It’s turning out to be an open year, as evidenced by the volatility in the win market. Early favourites Germany and Norway have drifted significantly, to a point at which Greece briefly became the new favourite to win Eurovision 2011 even before its national final, which took place tonight.
Punters weren’t completely shooting in the dark as the songs competing to be the Greek entry had been released. However, backing a country into a single-figure price was still some risk to take when the result of the national final was by no means a foregone conclusion.
How should those who backed Greece down to favouritism now be feeling after the selection of Lukas Yiorkas ft Stereo Mike with ‘Watch My Dance’?
It’s a dark, powerful number that was ably performed if terribly staged in the national final.

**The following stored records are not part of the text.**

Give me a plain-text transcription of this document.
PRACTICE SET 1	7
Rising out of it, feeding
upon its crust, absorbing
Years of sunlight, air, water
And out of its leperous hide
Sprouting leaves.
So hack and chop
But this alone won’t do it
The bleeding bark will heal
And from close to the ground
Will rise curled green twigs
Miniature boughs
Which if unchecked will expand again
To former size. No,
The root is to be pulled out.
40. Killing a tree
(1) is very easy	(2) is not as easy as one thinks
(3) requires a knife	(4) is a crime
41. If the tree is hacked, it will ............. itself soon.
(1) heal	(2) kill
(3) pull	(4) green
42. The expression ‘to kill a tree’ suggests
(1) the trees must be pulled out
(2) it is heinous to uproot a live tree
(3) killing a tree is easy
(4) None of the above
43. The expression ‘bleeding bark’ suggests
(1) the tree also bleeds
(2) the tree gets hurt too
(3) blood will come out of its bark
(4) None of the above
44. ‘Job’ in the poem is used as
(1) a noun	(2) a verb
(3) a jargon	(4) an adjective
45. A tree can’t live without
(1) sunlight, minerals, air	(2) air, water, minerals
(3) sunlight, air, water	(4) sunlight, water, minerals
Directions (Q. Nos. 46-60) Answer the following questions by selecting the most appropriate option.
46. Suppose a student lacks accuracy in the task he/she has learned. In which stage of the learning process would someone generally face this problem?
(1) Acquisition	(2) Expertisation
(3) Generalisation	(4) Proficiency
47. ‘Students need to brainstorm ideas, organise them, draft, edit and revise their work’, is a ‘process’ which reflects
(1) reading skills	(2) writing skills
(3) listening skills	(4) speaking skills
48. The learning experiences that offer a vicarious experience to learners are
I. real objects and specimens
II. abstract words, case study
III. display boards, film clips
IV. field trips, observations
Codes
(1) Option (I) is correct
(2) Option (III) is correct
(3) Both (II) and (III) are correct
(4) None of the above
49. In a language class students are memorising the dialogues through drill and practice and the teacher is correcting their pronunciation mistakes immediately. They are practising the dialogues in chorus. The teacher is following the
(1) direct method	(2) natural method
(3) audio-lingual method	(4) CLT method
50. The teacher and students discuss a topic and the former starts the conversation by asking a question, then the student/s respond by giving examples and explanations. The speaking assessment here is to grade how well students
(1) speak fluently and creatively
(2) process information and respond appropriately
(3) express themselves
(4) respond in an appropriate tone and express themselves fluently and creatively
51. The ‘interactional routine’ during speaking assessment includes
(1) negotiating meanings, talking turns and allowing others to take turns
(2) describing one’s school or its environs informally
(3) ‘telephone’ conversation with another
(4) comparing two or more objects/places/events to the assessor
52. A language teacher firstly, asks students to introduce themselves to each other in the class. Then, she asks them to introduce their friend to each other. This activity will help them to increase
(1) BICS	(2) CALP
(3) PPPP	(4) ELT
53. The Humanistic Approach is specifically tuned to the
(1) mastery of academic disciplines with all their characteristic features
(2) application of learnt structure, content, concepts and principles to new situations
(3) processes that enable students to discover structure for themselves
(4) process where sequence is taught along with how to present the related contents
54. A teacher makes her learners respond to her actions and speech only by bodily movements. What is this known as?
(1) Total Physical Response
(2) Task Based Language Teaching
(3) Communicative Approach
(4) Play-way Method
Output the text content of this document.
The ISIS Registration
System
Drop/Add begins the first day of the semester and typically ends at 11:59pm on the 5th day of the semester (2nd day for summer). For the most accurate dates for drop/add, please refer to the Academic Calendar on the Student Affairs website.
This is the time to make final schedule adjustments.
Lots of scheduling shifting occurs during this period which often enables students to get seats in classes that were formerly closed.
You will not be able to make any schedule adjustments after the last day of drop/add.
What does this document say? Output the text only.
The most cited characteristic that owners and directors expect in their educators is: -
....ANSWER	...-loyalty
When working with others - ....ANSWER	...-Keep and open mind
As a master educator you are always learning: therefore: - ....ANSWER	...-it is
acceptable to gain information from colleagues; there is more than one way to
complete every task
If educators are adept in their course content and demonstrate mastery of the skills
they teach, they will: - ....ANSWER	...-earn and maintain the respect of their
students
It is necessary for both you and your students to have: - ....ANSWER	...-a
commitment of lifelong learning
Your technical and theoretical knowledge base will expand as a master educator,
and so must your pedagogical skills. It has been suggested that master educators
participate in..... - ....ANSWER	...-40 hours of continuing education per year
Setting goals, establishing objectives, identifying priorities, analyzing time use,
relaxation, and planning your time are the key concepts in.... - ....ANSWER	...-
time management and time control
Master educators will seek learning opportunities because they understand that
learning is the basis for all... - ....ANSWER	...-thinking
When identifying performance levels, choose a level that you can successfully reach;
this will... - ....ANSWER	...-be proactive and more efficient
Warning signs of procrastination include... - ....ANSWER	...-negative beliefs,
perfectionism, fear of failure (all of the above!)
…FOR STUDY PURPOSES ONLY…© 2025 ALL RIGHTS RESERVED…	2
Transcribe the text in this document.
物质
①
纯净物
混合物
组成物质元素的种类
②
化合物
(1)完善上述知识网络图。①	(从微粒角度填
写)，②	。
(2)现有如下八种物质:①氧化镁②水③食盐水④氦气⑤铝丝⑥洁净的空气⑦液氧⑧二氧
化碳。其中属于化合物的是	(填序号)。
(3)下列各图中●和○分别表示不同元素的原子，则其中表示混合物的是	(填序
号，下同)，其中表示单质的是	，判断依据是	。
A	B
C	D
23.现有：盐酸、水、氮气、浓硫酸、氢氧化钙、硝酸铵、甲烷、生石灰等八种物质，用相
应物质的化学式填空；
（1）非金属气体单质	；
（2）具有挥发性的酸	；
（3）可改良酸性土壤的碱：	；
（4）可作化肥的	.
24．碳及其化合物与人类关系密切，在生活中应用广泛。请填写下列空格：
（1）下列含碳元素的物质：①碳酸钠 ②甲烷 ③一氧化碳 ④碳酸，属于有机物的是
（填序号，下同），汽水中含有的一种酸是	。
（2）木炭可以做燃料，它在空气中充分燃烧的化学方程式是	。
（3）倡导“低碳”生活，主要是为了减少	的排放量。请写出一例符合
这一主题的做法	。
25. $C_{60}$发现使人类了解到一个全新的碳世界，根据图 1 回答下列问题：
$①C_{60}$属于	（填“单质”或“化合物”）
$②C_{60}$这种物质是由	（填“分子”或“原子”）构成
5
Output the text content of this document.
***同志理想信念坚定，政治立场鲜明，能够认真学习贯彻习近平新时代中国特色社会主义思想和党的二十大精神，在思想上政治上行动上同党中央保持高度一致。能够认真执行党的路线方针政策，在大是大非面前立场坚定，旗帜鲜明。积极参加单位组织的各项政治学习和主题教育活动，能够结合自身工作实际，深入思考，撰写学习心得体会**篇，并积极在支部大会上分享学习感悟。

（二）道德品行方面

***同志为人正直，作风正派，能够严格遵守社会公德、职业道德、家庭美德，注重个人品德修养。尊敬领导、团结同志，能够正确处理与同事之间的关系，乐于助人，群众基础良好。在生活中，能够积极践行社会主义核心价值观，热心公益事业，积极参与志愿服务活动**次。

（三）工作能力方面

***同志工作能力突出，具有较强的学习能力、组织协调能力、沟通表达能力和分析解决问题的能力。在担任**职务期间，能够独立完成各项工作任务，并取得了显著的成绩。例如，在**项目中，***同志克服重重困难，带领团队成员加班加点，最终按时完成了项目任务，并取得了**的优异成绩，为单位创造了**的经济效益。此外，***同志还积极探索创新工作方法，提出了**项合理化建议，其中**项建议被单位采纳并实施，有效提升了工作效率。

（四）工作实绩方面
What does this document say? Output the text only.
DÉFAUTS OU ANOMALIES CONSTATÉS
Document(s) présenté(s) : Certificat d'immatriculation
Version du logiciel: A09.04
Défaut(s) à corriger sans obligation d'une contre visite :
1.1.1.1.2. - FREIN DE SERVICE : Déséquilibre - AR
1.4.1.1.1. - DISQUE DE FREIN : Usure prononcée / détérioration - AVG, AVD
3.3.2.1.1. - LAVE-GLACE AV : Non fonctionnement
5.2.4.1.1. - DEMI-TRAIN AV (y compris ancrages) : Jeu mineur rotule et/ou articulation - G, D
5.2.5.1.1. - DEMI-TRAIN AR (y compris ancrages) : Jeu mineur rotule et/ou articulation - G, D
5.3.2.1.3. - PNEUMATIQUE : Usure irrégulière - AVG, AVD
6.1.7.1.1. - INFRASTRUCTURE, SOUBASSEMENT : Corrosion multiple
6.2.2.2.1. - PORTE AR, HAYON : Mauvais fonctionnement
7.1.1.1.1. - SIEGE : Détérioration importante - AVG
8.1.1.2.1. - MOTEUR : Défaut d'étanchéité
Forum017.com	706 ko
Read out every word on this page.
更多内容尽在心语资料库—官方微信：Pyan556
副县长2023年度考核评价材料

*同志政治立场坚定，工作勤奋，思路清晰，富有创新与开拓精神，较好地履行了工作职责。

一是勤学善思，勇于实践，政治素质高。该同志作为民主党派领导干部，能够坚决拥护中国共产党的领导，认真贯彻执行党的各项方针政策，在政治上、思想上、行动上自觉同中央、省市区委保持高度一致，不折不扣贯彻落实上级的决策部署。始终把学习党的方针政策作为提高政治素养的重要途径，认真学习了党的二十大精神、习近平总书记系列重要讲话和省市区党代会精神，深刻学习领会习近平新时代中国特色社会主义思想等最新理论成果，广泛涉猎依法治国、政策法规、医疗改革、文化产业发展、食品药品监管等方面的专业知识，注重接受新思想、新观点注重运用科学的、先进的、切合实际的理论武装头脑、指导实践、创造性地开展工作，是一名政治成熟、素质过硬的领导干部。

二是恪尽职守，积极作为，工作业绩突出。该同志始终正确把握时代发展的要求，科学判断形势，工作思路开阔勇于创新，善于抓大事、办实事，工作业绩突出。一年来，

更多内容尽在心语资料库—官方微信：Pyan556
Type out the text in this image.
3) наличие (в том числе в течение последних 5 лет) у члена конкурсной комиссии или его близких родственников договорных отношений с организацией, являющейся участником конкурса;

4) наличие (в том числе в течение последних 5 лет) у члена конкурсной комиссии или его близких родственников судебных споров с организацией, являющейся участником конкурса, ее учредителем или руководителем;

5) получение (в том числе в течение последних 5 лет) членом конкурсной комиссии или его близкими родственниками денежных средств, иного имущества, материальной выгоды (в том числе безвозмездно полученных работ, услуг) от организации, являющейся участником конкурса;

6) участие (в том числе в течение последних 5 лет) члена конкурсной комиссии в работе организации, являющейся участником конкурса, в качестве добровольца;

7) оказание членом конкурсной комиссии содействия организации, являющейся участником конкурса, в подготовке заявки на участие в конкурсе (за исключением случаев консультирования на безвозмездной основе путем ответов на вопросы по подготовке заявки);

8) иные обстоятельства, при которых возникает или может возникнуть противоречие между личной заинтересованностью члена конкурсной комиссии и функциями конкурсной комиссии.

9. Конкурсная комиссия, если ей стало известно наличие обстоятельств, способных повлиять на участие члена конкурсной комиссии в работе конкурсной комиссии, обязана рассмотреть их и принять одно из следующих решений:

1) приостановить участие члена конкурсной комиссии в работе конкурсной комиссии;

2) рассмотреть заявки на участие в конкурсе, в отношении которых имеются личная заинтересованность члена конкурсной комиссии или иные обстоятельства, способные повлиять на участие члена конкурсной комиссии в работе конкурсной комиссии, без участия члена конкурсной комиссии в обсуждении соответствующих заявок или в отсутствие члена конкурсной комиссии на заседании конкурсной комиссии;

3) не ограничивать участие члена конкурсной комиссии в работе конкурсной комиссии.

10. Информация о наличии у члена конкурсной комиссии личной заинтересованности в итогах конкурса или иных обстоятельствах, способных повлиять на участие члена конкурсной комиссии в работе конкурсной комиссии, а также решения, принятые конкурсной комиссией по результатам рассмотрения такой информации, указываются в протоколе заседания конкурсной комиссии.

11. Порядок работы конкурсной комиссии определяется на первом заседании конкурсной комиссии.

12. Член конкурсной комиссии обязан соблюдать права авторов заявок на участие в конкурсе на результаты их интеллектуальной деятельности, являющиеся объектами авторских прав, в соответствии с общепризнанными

It is also very Greek, which helped it to win against a rather more Scandinavian-sounding main rival.
There are advantages and disadvantages to this. ’Watch My Dance’ will be popular among Greece’s friends and diaspora around Europe. It may also fare better with the juries than either of Greece’s last two efforts.
In 2010, Greece scored 152 points with the televote, and 110 with the jury for an eighth place finish. In 2009, Greece scored 151 points with the televote and 93 with the jury for an overall seventh place.
Both were upbeat songs with gimmicky presentations – not what the juries have tended to favour based on the evidence so far. ‘Watch My Dance’ is more reminiscent of Israel’s entry last year, by Harel Skaat – an equally serious and worthy effort, which juries viewed favourably.
The last two years fit into a broader trend of Greece’s finishing positions since its 2005 victory – 9th, 7th, 3rd, 7th, 8th. That third place came with Kalomira’s ethnopop tune ‘Secret Combination’, which, though light on substance, was catchy and sexily performed. Its girly, frothy nature had pan-European appeal.
‘Watch My Dance’ is its polar opposite: masculine and brooding. I can’t see it having the same kind of broad appeal to the casual, neutral viewer.
There’s another concern. I mentioned in my article analysing Estonia’s 2011 entry that changing tempo too many times was potentially problematic for televoters. ‘Watch My Dance’ compounds this issue by shifting between genres.
What is more, one of those genres is arguably the least successful in Eurovision history: rap.
The first notable attempt of rap on the Eurovision stage was Love City Groove, which failed miserably for the UK in 1995. Every time since, and admittedly it’s not a list with many good examples of the genre, rap has been a failure, last place for Finland in the 2009 final being a recent reminder.
Which leaves us with Loukas himself singing the refrain again, and again. Stirring ethno-emoting it may be to those with links to the area, to other televoters it’s going to come across as joyless and repetitive.
So I think it’s a case of swings and roundabouts. Compared to the last two Greek efforts, it may gain with the juries if the Harel Skaat comparison can be trusted, but struggle with the floating televoters.
Skaat was third favourite going into last year’s rehearsals, which seemed optimistic to me at the time and so it proved to be. The same sinking feeling may soon start to dawn on those who were backing Greece at around 7-1 on Betfair before ‘Watch My Dance’ was selected tonight. What do you think?